Mr Garner said he appreciated the cost to build the wind farm would increase if using Australian made towers and steel.

“It would maybe cost the project two per cent, but I know as consumers we’d all probably accept a two per cent increase in power bills knowing that Australian jobs are saved and they were getting Australian-made, not Chinese.

“We’ve been suffering for so long against imports and is the extra cost worth it? We’ve been hit with 20 per cent to 50 per cent before.

“That’s the crux of it. To know that the material is going to be dumped subsidised steel plate from China, given what they’re also doing to us at the moment, is offensive, and that the taxpayers are paying to by that power from GPG.

“What we’ve got here at Keppel is about 150 highly skilled jobs associated with that business and there’s a multiplier factor of three or four in the number of extra jobs that follow on from that, especially in a place like Portland.

“Then you have Bluescope in Port Kembla (south of Sydney) and many hundreds of jobs associated with manufacturing steel for wind towers. If they miss out that’s just steel they’re not selling.”

Mr Garner said he had spoken to Federal Member for Wannon and new Trade, Tourism and Investment Minister Dan Tehan about the issue and he was supportive as he had been in the past.

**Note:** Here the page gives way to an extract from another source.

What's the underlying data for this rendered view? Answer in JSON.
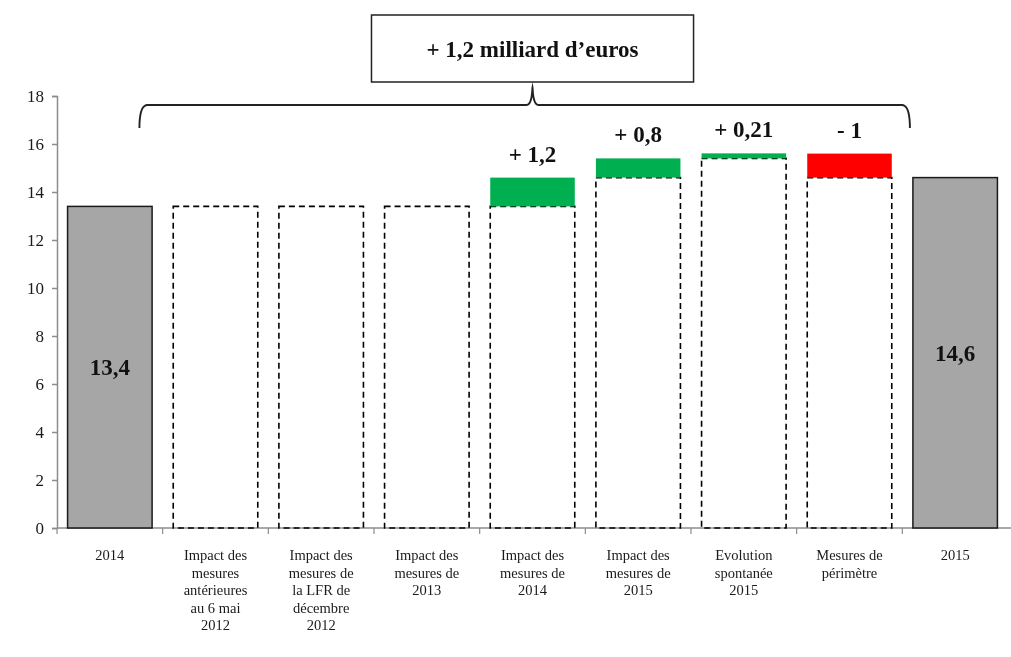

Keppel Prince has battled against foreign competition for contracts for many years, the most recent at the Murra Warra wind farm near Horsham, outlined in the Observer in September, when it missed out to the Vietnamese arm of global company CS Wind despite the bids being a similar price.

US-headquartered GE said that Keppel Prince needed to go through a pre-qualification process to tender for its projects, despite having supplied towers for the company previously.

That was savaged by unions, who questioned the Vietnamese company’s ability to build to Australian standards, and to those of Keppel Prince.

Meanwhile Keppel Prince is looking at expansion opportunities in NSW and Queensland, something the company has considered in the past.

Mr Garner said he and managing director Dan McKinna were going to the Sunshine State later this month.

“The Queensland government are keen to get us involved on some major works there,” he said.

“They’re encouraging us and the developers because they recognise the benefits of local manufacturing and local jobs.”

The meetings would be with industry, government and developers.

NSW was also going to mandate locally manufactured steel in the 12GW of renewable energy projects on the table there. “That says a manufacturing company like Keppel Prince needs to set up in NSW, and we’re looking at it,” Mr Garner said.